No, I haven't seen any irrational pricing. I mean, some of these assets are certainly valued pretty highly. The fundamental issue here, as we target this new environment, one of the key ingredients of this environment is people. I cannot overemphasize the importance of people and skills. And these skills are in fairly short supply. So what is critical here is the people and the skills that you are bringing into the company, because that enables a refresh of the skill base. So we spent most of last year divesting of businesses, so we sold a lot of businesses last year, mostly very low-margin businesses that did not have much of a growth profile in its future. So we are now -- now that, that portfolio switch has been completed, we're now focusing on those acquisitions that we think can really strengthen the value of our offerings in the marketplace and position us to be one of the leaders in helping our customers drive to this next-generation infrastructure and modernizing their applications.
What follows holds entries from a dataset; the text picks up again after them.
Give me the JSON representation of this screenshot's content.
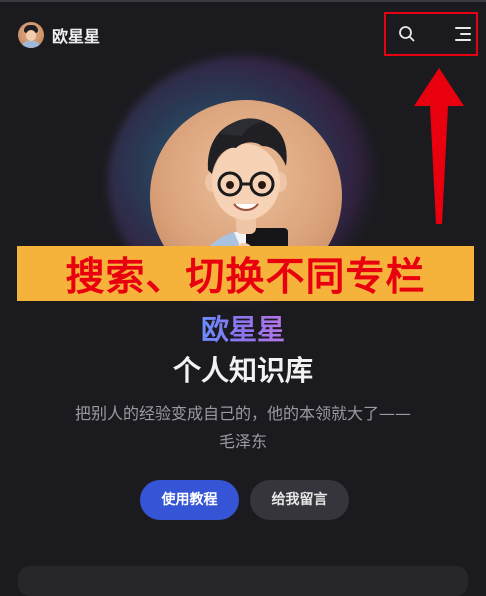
{
  "navbar": {
    "site_name": "欧星星",
    "search_icon": "search-icon",
    "menu_icon": "menu-icon"
  },
  "annotation": {
    "text": "搜索、切换不同专栏",
    "text_color": "#e8000f",
    "background_color": "#f6b33c"
  },
  "hero": {
    "name": "欧星星",
    "subtitle": "个人知识库",
    "tagline_line1": "把别人的经验变成自己的，他的本领就大了——",
    "tagline_line2": "毛泽东",
    "buttons": {
      "primary_label": "使用教程",
      "secondary_label": "给我留言"
    }
  },
  "colors": {
    "page_background": "#1b1b1f",
    "primary_button": "#3555d6",
    "secondary_button": "#35353b",
    "highlight_box": "#e60012"
  }
}
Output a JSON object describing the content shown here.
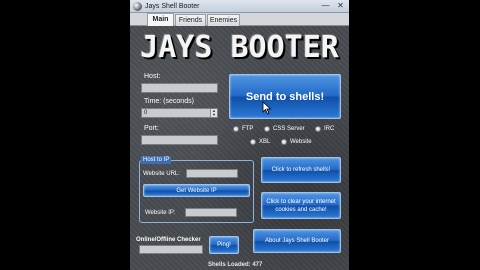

This is a huge shift that's playing out over time in the marketplace, and all we're doing now is positioning ourselves to strengthen our offering so we can drive much higher-value, higher-margin offerings and position CSC as a much higher-margin company as we go forward in this technology services business.

So I guess, operator, that's it. Again, I want to thank everyone for your time this afternoon and continued interest. And as always, we will make ourselves available here for any other questions or details that you might have. But thank you, again.


And thank you for joining us today, ladies and gentlemen. We do appreciate your participation today. The call has concluded. You may disconnect at any time.